The Relationship between Marijuana and Alcohol and Cocaine and Hallucinogen Usage

Faculty Sponsor: Professor Kaparakis

Live Poster Session: https://wesleyan.zoom.us/j/97316846743

Robert Clemens

I am a government and environmental studies major in the class of 2026, from Cambridge, Massachusetts. This summer, I interned at The Fortune Society in West Harlem and made a data visualization project on Bluebikes in the Boston area (view here). This semester, I wrote a political theory thesis on postdevelopmentalist autonomy, and continued to play for the Wesleyan Rugby team.

Abstract: Inspired by the gateway drug theory, the idea that the use of one drug increases the chances of later using another drug, this project tests the relationship between users of alcohol and marijuana. Using the 2024 National Survey on Drug Use and Health survey data, it finds that there is a significant relationship between the type of ‘soft drugs’ (alcohol and marijuana) ever used and the type of hard drugs (hallucinogens and cocaine) ever used.

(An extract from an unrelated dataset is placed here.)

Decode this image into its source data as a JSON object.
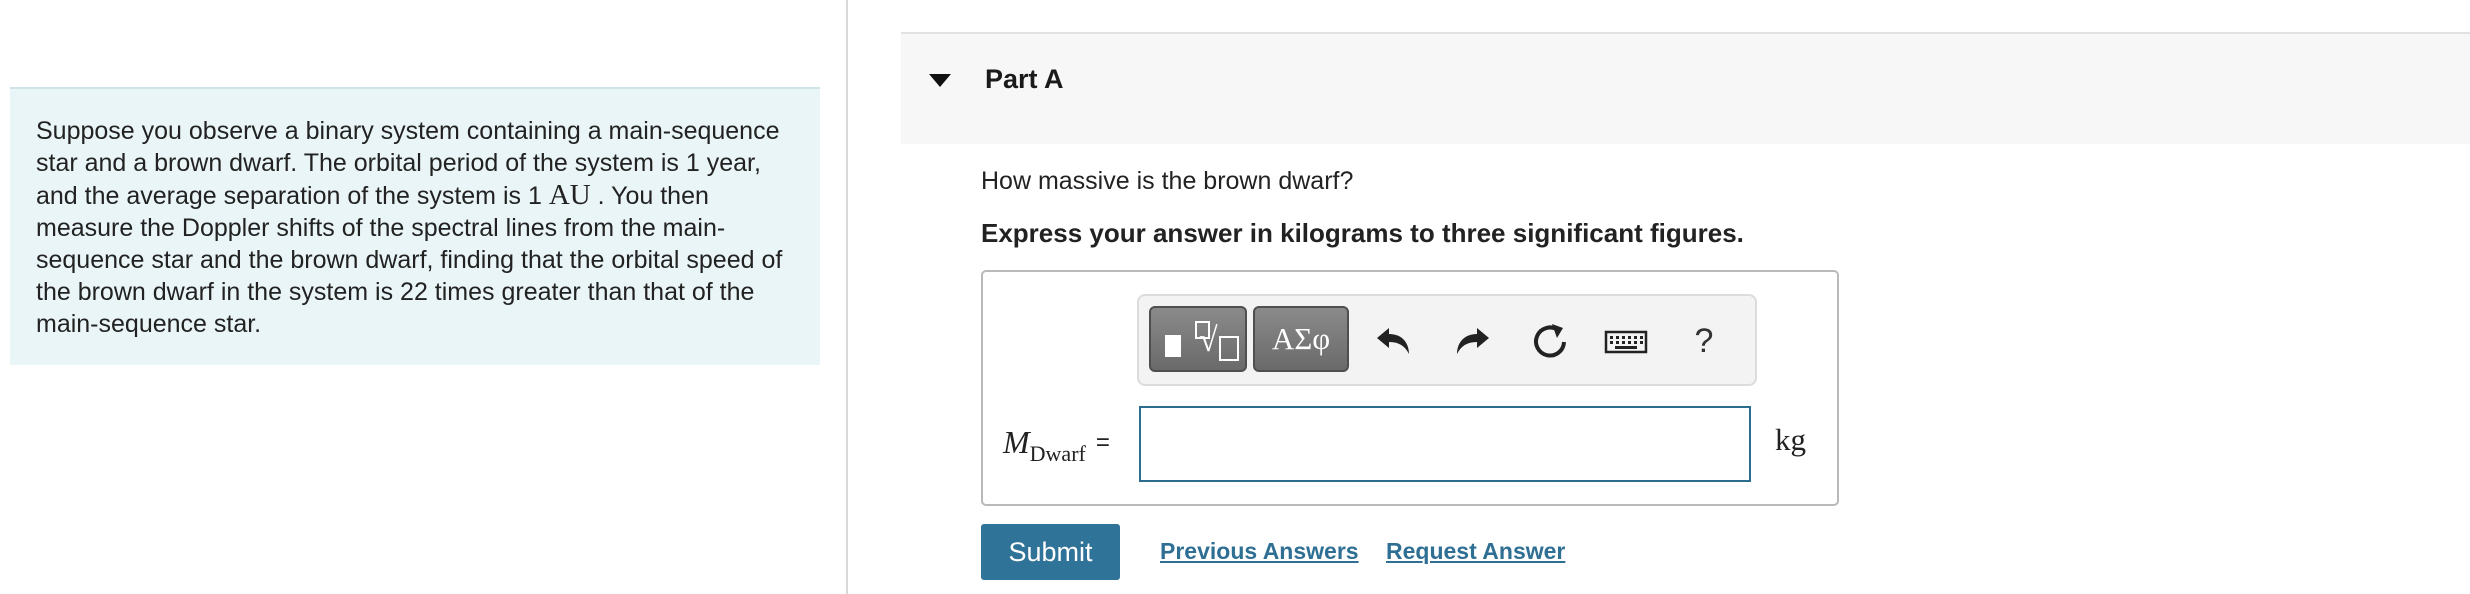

The project does not find that there is a significant relationship between the soft drugs ever used and the number of days in the past year a cocaine user has used cocaine. However, it does find that there is a significant relationship between the number of days used hallucinogens in the past year and whether or not one has used alcohol, marijuana, or neither (although insignificant for both alcohol and marijuana).